Absorbing the light

The colors were so compelling that we felt no other compulsion but to run towards the light. Or toward finding the source of the light. It had to get better if we got closer. Obvious, of course, because all humans seem to feel the pull towards a good sunset. And this is who we were. ‘Who we are. 

What’s objectively comical here is that we were running as if we were reliving our kid years. Moving at top speed– not necessarily because there was anything objective at the end of our sprint, but rather, running as fast as you can just to see what’s in the tank. The run felt like that kind of moment.

And we are now well old enough to know that these kinds of moments are in short and unpredictable supply. To wit, I had been sitting inside the house, watching with anxious awareness that the world outside was suddenly really different. Really beautiful. My heart was sinking because I knew that this sunset would be special. Nothing like the pleasant but underwhelming event that was the sundown on December 31st. Yet on that day, I suddenly knew that I was in the process of missing something big. Perhaps not important, but definitely big.

“Come on, we’re going.”

This was the voice I suddenly heard above me. A voice tumbling down the stairs with a clip that moved just as fast as his feet. His jacket was half on, the other arm working to make its way into the other sleeve. 

No need to explain, I sprang up off the couch and found my sneakers. The kind that are kind of slip on, kind of in need of typing. The kind I have found that are always in need of a double knot. But there’s no time for that step. The light outside is shifting. But it’s still great. There’s still time to get to the beach.

And so we get outside and mutually agree to break into a run: full-grown adults currently banging around the 50-year-old person’s tether pole. As a child playing out in the street, if I’d seen the two of us clopping by, I’d have thought that there was a fire or something. Old people in everyday clothes aren’t exactly known for such spontaneous activity without a serious reason. But that light. I can’t tell you how attractive it was. Magical is an overused word so I won’t use it. 

It’s only about 1000 meters before we can get to the water’s edge, but it feels longer. We run in silence. All is quiet now, because it is end of day. And then, I feel my right sneaker coming unlaced. These shoes. I stop for nothing and instead continue, wondering and hoping that the shoe will stand on my foot. As an adult I know that the stakes are not so high, but that thinking is overruled by the idea that there is no time for us to stop and fix my shoe. The light and the clouds are continuing to shift. And tomorrow, who knows what the sky will have in store?

When we do get to the beach, we are breathing heavily but are in no way in need of an oxygen tank. Not like the one that the corpsman used to keep on the pier whenever the crew of our ship had to perform the twice-yearly running test. Not for us.
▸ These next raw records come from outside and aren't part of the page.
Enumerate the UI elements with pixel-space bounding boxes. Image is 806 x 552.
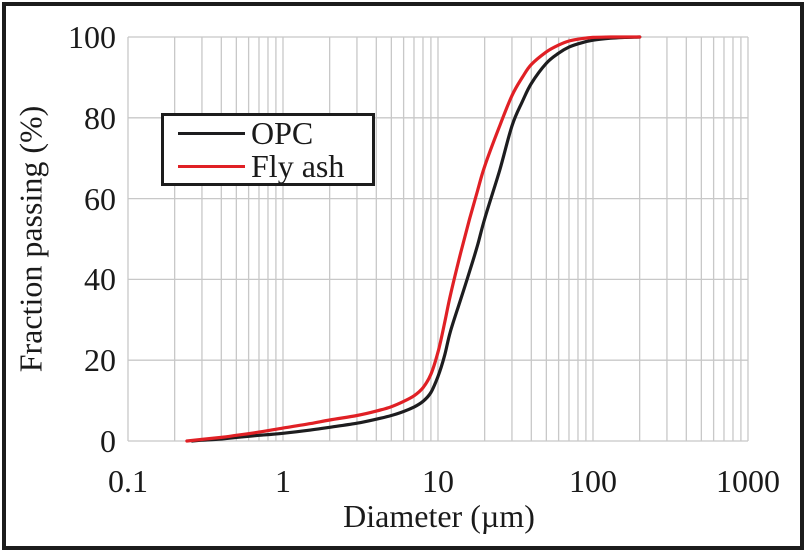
legend-item-flyash: Fly ash	[178, 150, 372, 182]
legend-label-opc: OPC	[251, 115, 314, 151]
x-tick-label: 1000	[716, 463, 780, 499]
x-axis-title: Diameter (µm)	[343, 498, 535, 534]
legend-item-opc: OPC	[178, 117, 372, 149]
opc-curve	[190, 35, 642, 443]
y-tick-label: 60	[84, 180, 116, 217]
x-tick-label: 100	[569, 463, 617, 499]
flyash-line-swatch	[178, 164, 245, 168]
y-tick-label: 40	[84, 261, 116, 298]
opc-line-swatch	[178, 131, 245, 135]
y-axis-title: Fraction passing (%)	[12, 105, 49, 373]
y-tick-label: 20	[84, 342, 116, 379]
gridlines	[127, 36, 749, 442]
x-tick-label: 1	[275, 463, 291, 499]
x-tick-label: 0.1	[108, 463, 148, 499]
legend-label-flyash: Fly ash	[251, 148, 345, 184]
y-tick-label: 0	[100, 423, 116, 459]
flyash-curve	[185, 35, 642, 443]
legend: OPC Fly ash	[161, 113, 375, 186]
y-tick-label: 100	[68, 19, 116, 55]
y-tick-label: 80	[84, 99, 116, 136]
x-tick-label: 10	[422, 463, 454, 499]
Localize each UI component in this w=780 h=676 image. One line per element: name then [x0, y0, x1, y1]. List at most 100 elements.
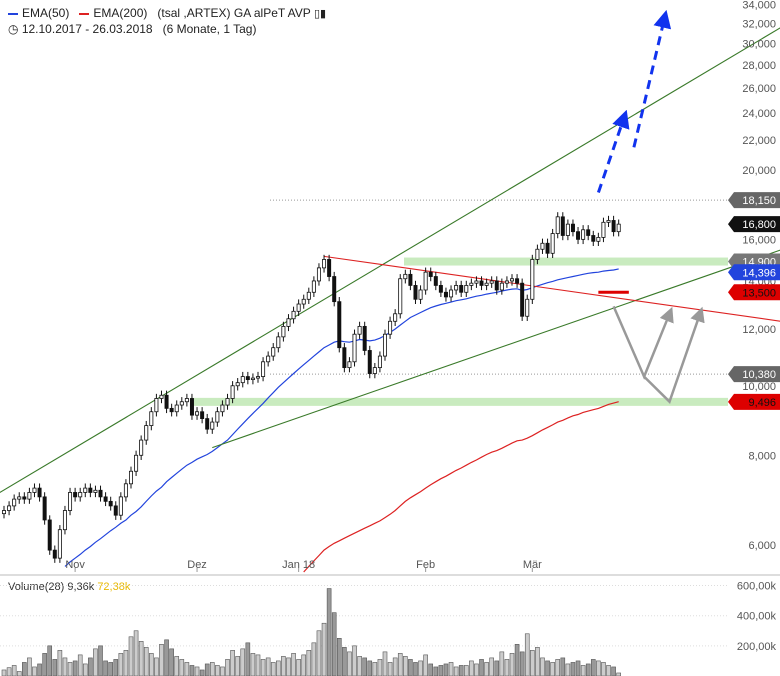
volume-bar	[98, 645, 103, 676]
volume-bar	[514, 644, 520, 676]
candle-body	[73, 492, 78, 498]
volume-bar	[16, 671, 22, 676]
y-tick-label: 28,000	[742, 60, 776, 72]
candle-body	[215, 411, 220, 423]
volume-bar	[67, 662, 73, 676]
volume-bar	[22, 662, 27, 676]
candle-body	[515, 278, 520, 284]
candle-body	[118, 496, 123, 516]
candle-body	[62, 510, 67, 531]
bullish-arrow	[596, 109, 630, 193]
volume-bar	[408, 659, 413, 676]
candle-body	[276, 336, 281, 349]
candle-body	[423, 271, 428, 291]
y-tick-label: 12,000	[742, 324, 776, 336]
candle-body	[316, 267, 321, 282]
volume-bar	[392, 657, 398, 676]
candle-body	[200, 411, 205, 419]
candle-body	[403, 273, 408, 280]
volume-bar	[611, 666, 616, 676]
legend-row: EMA(50) EMA(200) ‮▮▯ PVA TePla AG (XETRA…	[8, 6, 326, 20]
volume-bar	[37, 663, 42, 676]
candle-body	[581, 229, 586, 240]
candle-body	[27, 492, 32, 500]
period-range: 12.10.2017 - 26.03.2018	[21, 22, 153, 36]
y-tick-label: 26,000	[742, 83, 776, 95]
candle-body	[205, 418, 210, 430]
candle-body	[362, 325, 367, 351]
volume-bar	[372, 662, 378, 676]
volume-value: 9,36k	[67, 581, 95, 593]
volume-bar	[484, 662, 489, 676]
candle-body	[78, 492, 83, 498]
candle-body	[47, 519, 52, 551]
candle-body	[377, 355, 382, 369]
candle-body	[52, 549, 57, 559]
volume-bar	[154, 657, 159, 676]
y-tick-label: 30,000	[742, 39, 776, 51]
volume-bar	[367, 660, 373, 676]
volume-bar	[103, 660, 108, 676]
candle-body	[591, 235, 596, 242]
alternative-arrow	[643, 306, 705, 404]
scenario-arrows	[596, 9, 705, 404]
ema200-legend-swatch	[79, 12, 90, 15]
candle-body	[261, 361, 266, 377]
volume-bar	[413, 662, 418, 676]
volume-bar	[326, 588, 332, 676]
volume-bar	[245, 642, 251, 676]
candle-body	[128, 470, 133, 485]
candle-body	[164, 394, 169, 409]
ema50-legend-swatch	[8, 12, 18, 15]
candle-body	[108, 500, 113, 507]
volume-bar	[240, 648, 246, 676]
candle-body	[220, 404, 225, 413]
candle-body	[17, 496, 22, 500]
candle-body	[449, 289, 454, 298]
volume-bar	[469, 660, 474, 676]
candle-body	[459, 285, 464, 293]
volume-bar	[32, 666, 37, 676]
volume-bar	[276, 660, 281, 676]
volume-ema-value: 72,38k	[97, 581, 131, 593]
volume-bar	[443, 663, 449, 676]
volume-bar	[448, 662, 454, 676]
volume-bar	[164, 639, 169, 676]
candle-body	[464, 285, 469, 293]
y-tick-label: 6,000	[748, 540, 776, 552]
volume-bar	[362, 657, 367, 676]
candle-body	[408, 273, 413, 286]
volume-bar	[570, 662, 576, 676]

We two sailors were at least a bit ahead.

As we left the road and turned onto the sandy passageway, it was only a matter of moments before my untied shoe shifted duties and turned to a sand collector. The beach in this part of Italy is not the best– it is simply too close to the Tevere and sadly washes up a fair bit of plastic and who knows what else. But this wasn’t on our  minds. Neither was the sand in my shoe. Instead, it was the vivid pinks. And as we made our way to the shoreline, we saw that we were far from the only ones who had shown up for the spectacle. 

There are moments like this one when I am reminded of the famous poem by Heaney, the one where he says, Useless to think you’ll park and capture it More thoroughly. He was right, although he got damn close to succeeding. All of us at the beach had our phones out. Tapping photos into our phone in lieu of pressing shutters before stopping to look again, confirming that the pink we’d captured was not an illusion or a misinterpretation by our phone. It really was that magic. 

A number of years ago I got as a gag gift this collection of “Adult Accomplishment Stickers”. Fashioned after the ones we used to receive in the elementary school classroom, they say things like, “Today I wore a bra!” or “I prepared and ate a salad!”. Basically a testament to just getting through the day in a more or less upright fashion. On this weekend, I had finally managed to file my taxes– an accomplishment that isn’t on the whole momentous, but felt like a load off for me. And so even before this Sunday sunset, I was already feeling light. Light enough to run fast and see something inconsequential. The fading day felt easeful and better than any other form of carefree escapism.

I suppose I could have summed this entire story up by just saying, “This weekend, I went out to watch the sunset”. Many of us do this every day. Or maybe we see it while we are driving– only a passing glance and thought to register, “ah it’s a nice one tonight.”  I probably could have saved a reader some time. But I’m an adult, and the older that I get, the more enchanted I become by the bullshit free moments that are there for the taking…of course if we have the spare moment to do so. It is useless to think that we capture these moments of beauty with any perfection but on the whole, I believe it’s more than worthwhile to at least try. Tied shoes or not.